Wednesday, January 20, 2010

US formally charges Aafia


NEW YORK: The United States formally charged Dr Aafia Siddiqui on Tuesday with trying to kill a group of US soldiers and FBI agents at an Afghan police compound in July 2008 with a rifle she had snatched from a soldier.


Dr Aafia’s lawyer, however, rejected the charge, saying that there’s no evidence to support the claim.


Assistant US Attorney Jenna M. Dabbs told a court here that Dr Aafia, who had been taken into custody by authorities in Afghanistan in July 2008, took an army soldier’s M-4 assault rifle, which he had placed on the floor of a second-floor office at the Afghan police compound; burst from behind a curtain in the office; and attempted to shoot the assembled agents and soldiers.


However, Charles D. Swift, Dr Aafia’s lawyer, said that there’s no evidence that she ever touched or fired the M-4 rifle.
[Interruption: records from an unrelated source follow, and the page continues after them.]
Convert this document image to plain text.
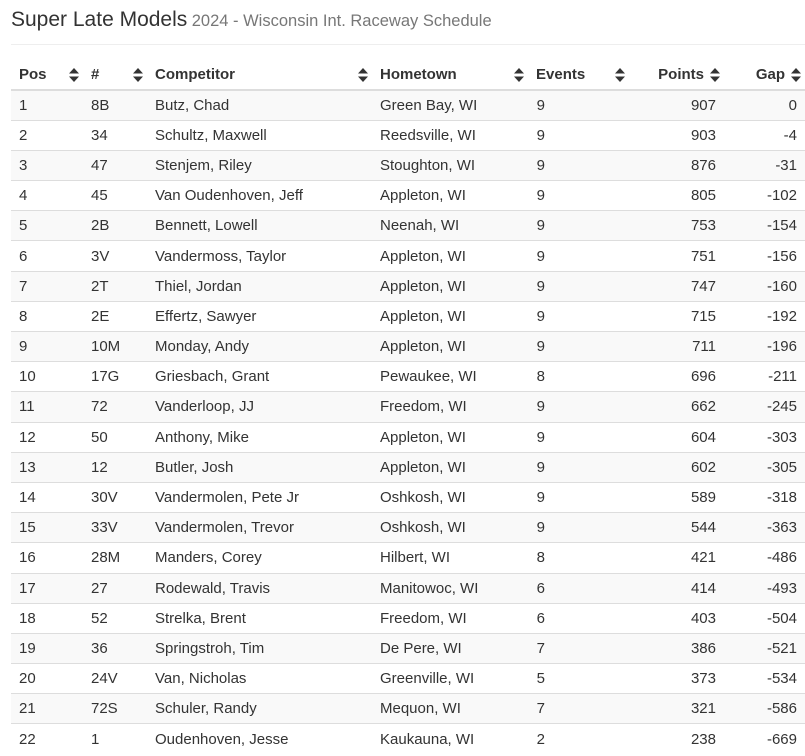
Super Late Models 2024 - Wisconsin Int. Raceway Schedule
Pos	#	Competitor	Hometown	Events	Points	Gap

1	8B	Butz, Chad	Green Bay, WI	9	907	0
2	34	Schultz, Maxwell	Reedsville, WI	9	903	-4
3	47	Stenjem, Riley	Stoughton, WI	9	876	-31
4	45	Van Oudenhoven, Jeff	Appleton, WI	9	805	-102
5	2B	Bennett, Lowell	Neenah, WI	9	753	-154
6	3V	Vandermoss, Taylor	Appleton, WI	9	751	-156
7	2T	Thiel, Jordan	Appleton, WI	9	747	-160
8	2E	Effertz, Sawyer	Appleton, WI	9	715	-192
9	10M	Monday, Andy	Appleton, WI	9	711	-196
10	17G	Griesbach, Grant	Pewaukee, WI	8	696	-211
11	72	Vanderloop, JJ	Freedom, WI	9	662	-245
12	50	Anthony, Mike	Appleton, WI	9	604	-303
13	12	Butler, Josh	Appleton, WI	9	602	-305
14	30V	Vandermolen, Pete Jr	Oshkosh, WI	9	589	-318
15	33V	Vandermolen, Trevor	Oshkosh, WI	9	544	-363
16	28M	Manders, Corey	Hilbert, WI	8	421	-486
17	27	Rodewald, Travis	Manitowoc, WI	6	414	-493
18	52	Strelka, Brent	Freedom, WI	6	403	-504
19	36	Springstroh, Tim	De Pere, WI	7	386	-521
20	24V	Van, Nicholas	Greenville, WI	5	373	-534
21	72S	Schuler, Randy	Mequon, WI	7	321	-586
22	1	Oudenhoven, Jesse	Kaukauna, WI	2	238	-669
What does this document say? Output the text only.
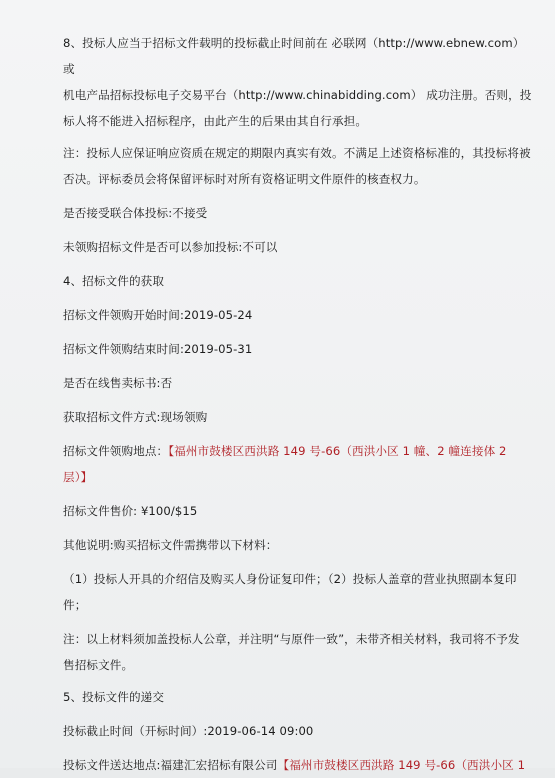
8、投标人应当于招标文件载明的投标截止时间前在 必联网（http://www.ebnew.com）或

机电产品招标投标电子交易平台（http://www.chinabidding.com） 成功注册。否则，投

标人将不能进入招标程序，由此产生的后果由其自行承担。

注：投标人应保证响应资质在规定的期限内真实有效。不满足上述资格标准的，其投标将被

否决。评标委员会将保留评标时对所有资格证明文件原件的核查权力。

是否接受联合体投标:不接受

未领购招标文件是否可以参加投标:不可以

4、招标文件的获取

招标文件领购开始时间:2019-05-24

招标文件领购结束时间:2019-05-31

是否在线售卖标书:否

获取招标文件方式:现场领购

招标文件领购地点：【福州市鼓楼区西洪路 149 号-66（西洪小区 1 幢、2 幢连接体 2 层）】

招标文件售价: ¥100/$15

其他说明:购买招标文件需携带以下材料：

（1）投标人开具的介绍信及购买人身份证复印件；（2）投标人盖章的营业执照副本复印

件；

注：以上材料须加盖投标人公章，并注明“与原件一致”，未带齐相关材料，我司将不予发

售招标文件。

5、投标文件的递交

投标截止时间（开标时间）:2019-06-14 09:00

投标文件送达地点:福建汇宏招标有限公司【福州市鼓楼区西洪路 149 号-66（西洪小区 1
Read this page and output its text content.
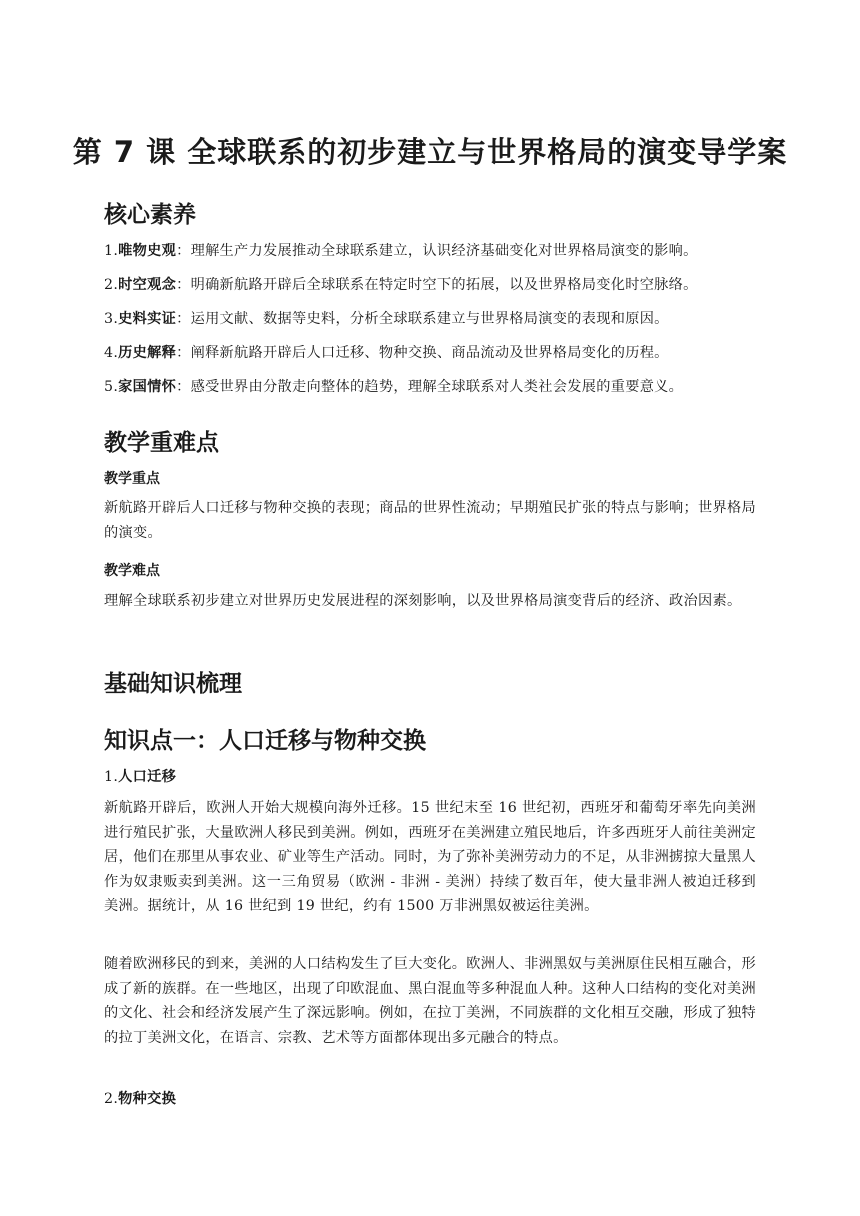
第 7 课 全球联系的初步建立与世界格局的演变导学案
核心素养
1.唯物史观：理解生产力发展推动全球联系建立，认识经济基础变化对世界格局演变的影响。
2.时空观念：明确新航路开辟后全球联系在特定时空下的拓展，以及世界格局变化时空脉络。
3.史料实证：运用文献、数据等史料，分析全球联系建立与世界格局演变的表现和原因。
4.历史解释：阐释新航路开辟后人口迁移、物种交换、商品流动及世界格局变化的历程。
5.家国情怀：感受世界由分散走向整体的趋势，理解全球联系对人类社会发展的重要意义。
教学重难点
教学重点
新航路开辟后人口迁移与物种交换的表现；商品的世界性流动；早期殖民扩张的特点与影响；世界格局的演变。
教学难点
理解全球联系初步建立对世界历史发展进程的深刻影响，以及世界格局演变背后的经济、政治因素。
基础知识梳理
知识点一：人口迁移与物种交换
1.人口迁移
新航路开辟后，欧洲人开始大规模向海外迁移。15 世纪末至 16 世纪初，西班牙和葡萄牙率先向美洲进行殖民扩张，大量欧洲人移民到美洲。例如，西班牙在美洲建立殖民地后，许多西班牙人前往美洲定居，他们在那里从事农业、矿业等生产活动。同时，为了弥补美洲劳动力的不足，从非洲掳掠大量黑人作为奴隶贩卖到美洲。这一三角贸易（欧洲 - 非洲 - 美洲）持续了数百年，使大量非洲人被迫迁移到美洲。据统计，从 16 世纪到 19 世纪，约有 1500 万非洲黑奴被运往美洲。
随着欧洲移民的到来，美洲的人口结构发生了巨大变化。欧洲人、非洲黑奴与美洲原住民相互融合，形成了新的族群。在一些地区，出现了印欧混血、黑白混血等多种混血人种。这种人口结构的变化对美洲的文化、社会和经济发展产生了深远影响。例如，在拉丁美洲，不同族群的文化相互交融，形成了独特的拉丁美洲文化，在语言、宗教、艺术等方面都体现出多元融合的特点。
2.物种交换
In his opening statement, Mr Swift said that the soldiers had given different versions of where she was when the M-4 was allegedly fired and how many shots were fired.


Mr Swift said a bullet and shell casings from the 9mm handgun were found in the room, but no bullets or bullet fragments from the M-4 were found in the room.
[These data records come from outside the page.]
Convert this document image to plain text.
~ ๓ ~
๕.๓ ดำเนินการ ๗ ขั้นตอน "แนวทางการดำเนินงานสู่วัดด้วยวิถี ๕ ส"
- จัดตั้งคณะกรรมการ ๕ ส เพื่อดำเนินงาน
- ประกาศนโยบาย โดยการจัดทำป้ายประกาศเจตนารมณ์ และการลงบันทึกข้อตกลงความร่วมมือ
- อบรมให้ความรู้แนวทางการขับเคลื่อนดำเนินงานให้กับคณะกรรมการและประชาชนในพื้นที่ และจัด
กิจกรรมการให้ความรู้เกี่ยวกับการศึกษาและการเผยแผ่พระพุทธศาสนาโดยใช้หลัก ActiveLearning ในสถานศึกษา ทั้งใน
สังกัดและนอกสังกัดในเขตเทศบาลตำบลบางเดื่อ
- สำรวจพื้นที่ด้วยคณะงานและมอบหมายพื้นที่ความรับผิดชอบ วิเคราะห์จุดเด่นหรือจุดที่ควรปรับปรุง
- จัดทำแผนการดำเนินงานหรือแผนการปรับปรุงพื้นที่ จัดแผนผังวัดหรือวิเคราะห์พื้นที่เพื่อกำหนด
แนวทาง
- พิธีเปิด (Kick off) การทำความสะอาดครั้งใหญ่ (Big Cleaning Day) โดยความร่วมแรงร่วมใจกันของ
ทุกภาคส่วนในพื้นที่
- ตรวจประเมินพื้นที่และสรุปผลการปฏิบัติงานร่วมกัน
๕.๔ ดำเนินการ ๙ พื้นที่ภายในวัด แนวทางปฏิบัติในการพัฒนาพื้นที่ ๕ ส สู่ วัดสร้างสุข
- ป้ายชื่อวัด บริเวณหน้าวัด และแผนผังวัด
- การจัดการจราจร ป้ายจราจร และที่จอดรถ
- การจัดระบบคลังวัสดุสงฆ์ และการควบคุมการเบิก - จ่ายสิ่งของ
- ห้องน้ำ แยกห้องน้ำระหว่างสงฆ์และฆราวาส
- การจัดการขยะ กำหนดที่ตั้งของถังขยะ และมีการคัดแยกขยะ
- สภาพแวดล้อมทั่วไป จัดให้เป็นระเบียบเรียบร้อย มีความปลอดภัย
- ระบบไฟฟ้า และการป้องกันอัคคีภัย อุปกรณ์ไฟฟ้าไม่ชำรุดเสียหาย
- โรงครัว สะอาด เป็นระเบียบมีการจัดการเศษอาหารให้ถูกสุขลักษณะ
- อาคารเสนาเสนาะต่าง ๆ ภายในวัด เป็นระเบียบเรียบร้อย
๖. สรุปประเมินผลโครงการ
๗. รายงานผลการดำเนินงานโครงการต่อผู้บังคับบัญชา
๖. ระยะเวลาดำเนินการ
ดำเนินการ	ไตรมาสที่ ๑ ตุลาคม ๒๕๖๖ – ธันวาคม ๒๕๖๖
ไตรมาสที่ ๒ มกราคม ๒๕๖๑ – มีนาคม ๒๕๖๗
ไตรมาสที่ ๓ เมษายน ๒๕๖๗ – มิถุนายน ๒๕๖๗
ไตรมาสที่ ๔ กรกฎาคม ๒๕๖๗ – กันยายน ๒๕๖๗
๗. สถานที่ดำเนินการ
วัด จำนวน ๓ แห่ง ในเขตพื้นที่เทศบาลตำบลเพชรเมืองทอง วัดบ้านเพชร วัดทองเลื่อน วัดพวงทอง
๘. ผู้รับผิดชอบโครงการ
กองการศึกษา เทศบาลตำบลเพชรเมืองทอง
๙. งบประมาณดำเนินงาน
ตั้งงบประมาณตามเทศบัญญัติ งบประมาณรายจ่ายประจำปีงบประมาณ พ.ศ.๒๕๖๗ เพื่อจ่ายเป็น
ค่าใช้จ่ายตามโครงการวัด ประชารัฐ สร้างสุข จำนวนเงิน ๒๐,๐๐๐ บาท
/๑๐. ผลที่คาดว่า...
He also said there was no gunpowder residue consistent with the firing of a M-4 found on the curtain in the room. “When it comes to the M-4, you’re not going to have any physical evidence that it was fired in that room,” Mr Swift said.
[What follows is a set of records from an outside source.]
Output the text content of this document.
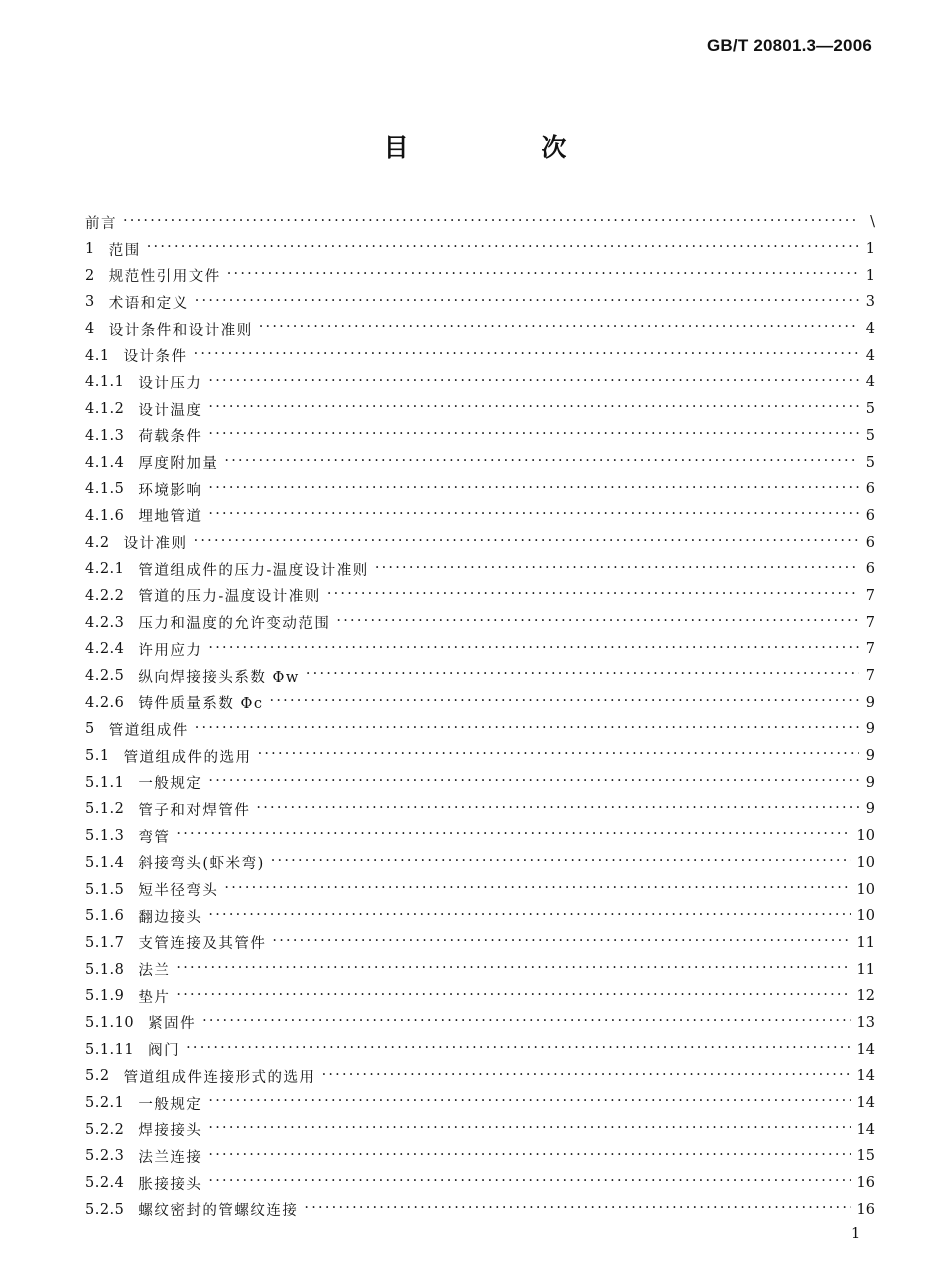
GB/T 20801.3—2006
目 次
前言 ·····	\
1 范围 ·····	1
2 规范性引用文件 ·····	1
3 术语和定义 ·····	3
4 设计条件和设计准则 ·····	4
4.1 设计条件 ·····	4
4.1.1 设计压力 ·····	4
4.1.2 设计温度 ·····	5
4.1.3 荷载条件 ·····	5
4.1.4 厚度附加量 ·····	5
4.1.5 环境影响 ·····	6
4.1.6 埋地管道 ·····	6
4.2 设计准则 ·····	6
4.2.1 管道组成件的压力-温度设计准则 ·····	6
4.2.2 管道的压力-温度设计准则 ·····	7
4.2.3 压力和温度的允许变动范围 ·····	7
4.2.4 许用应力 ·····	7
4.2.5 纵向焊接接头系数 Φw ·····	7
4.2.6 铸件质量系数 Φc ·····	9
5 管道组成件 ·····	9
5.1 管道组成件的选用 ·····	9
5.1.1 一般规定 ·····	9
5.1.2 管子和对焊管件 ·····	9
5.1.3 弯管 ·····	10
5.1.4 斜接弯头(虾米弯) ·····	10
5.1.5 短半径弯头 ·····	10
5.1.6 翻边接头 ·····	10
5.1.7 支管连接及其管件 ·····	11
5.1.8 法兰 ·····	11
5.1.9 垫片 ·····	12
5.1.10 紧固件 ·····	13
5.1.11 阀门 ·····	14
5.2 管道组成件连接形式的选用 ·····	14
5.2.1 一般规定 ·····	14
5.2.2 焊接接头 ·····	14
5.2.3 法兰连接 ·····	15
5.2.4 胀接接头 ·····	16
5.2.5 螺纹密封的管螺纹连接 ·····	16
1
In her opening statement, the prosecutor described the scene inside the interrogation room where Dr Aafia allegedly tried to snatch a rifle from the soldier and was shot and wounded in the process as chaotic but admitted that the FBI didn’t return to examine the room until six days after the incident.


“This is a straightforward case,” Ms Dabbs claimed. “The defendant saw an opportunity and she acted on it. The defendant picked up that assault rifle, saw agents and soldiers and tried to kill them.”


Dr Aafia, 37, is on trial on US District Court in Manhattan on a seven-count indictment that includes charges of attempted murder, armed assault on US officers and employees and discharging a firearm during a crime of violence. She faces up to 20 years in prison on the attempted murder charges and life in prison on the firearms charge.


Dr Aafia, who was wearing a white headscarf over tan prison garb on Tuesday, has denied wrongdoing. However, she has said she doesn’t recognise the legitimacy of the proceedings and refused at times to appear in court for proceedings.


“I’m being forced to come,” Dr Aafia said outside the presence of the jury on Tuesday. “I would rather stay in my prison cell.”


Aafia yells at jurors


Aafia Siddiqui yelled at jurors during the first day of her trial, saying she had been held in a secret prison.


She had to be led out of the courtroom after disrupting the testimony of one of the witnesses.


Assistant US Attorney Jenna Dabbs told jurors Ms Siddiqui was taken into custody by Afghan police in July because she was carrying containers of unidentified chemicals and notes referring to mass-casualty attacks and New York landmarks such as the Empire State Building, the Statue of Liberty, Wall Street and the Brooklyn Bridge.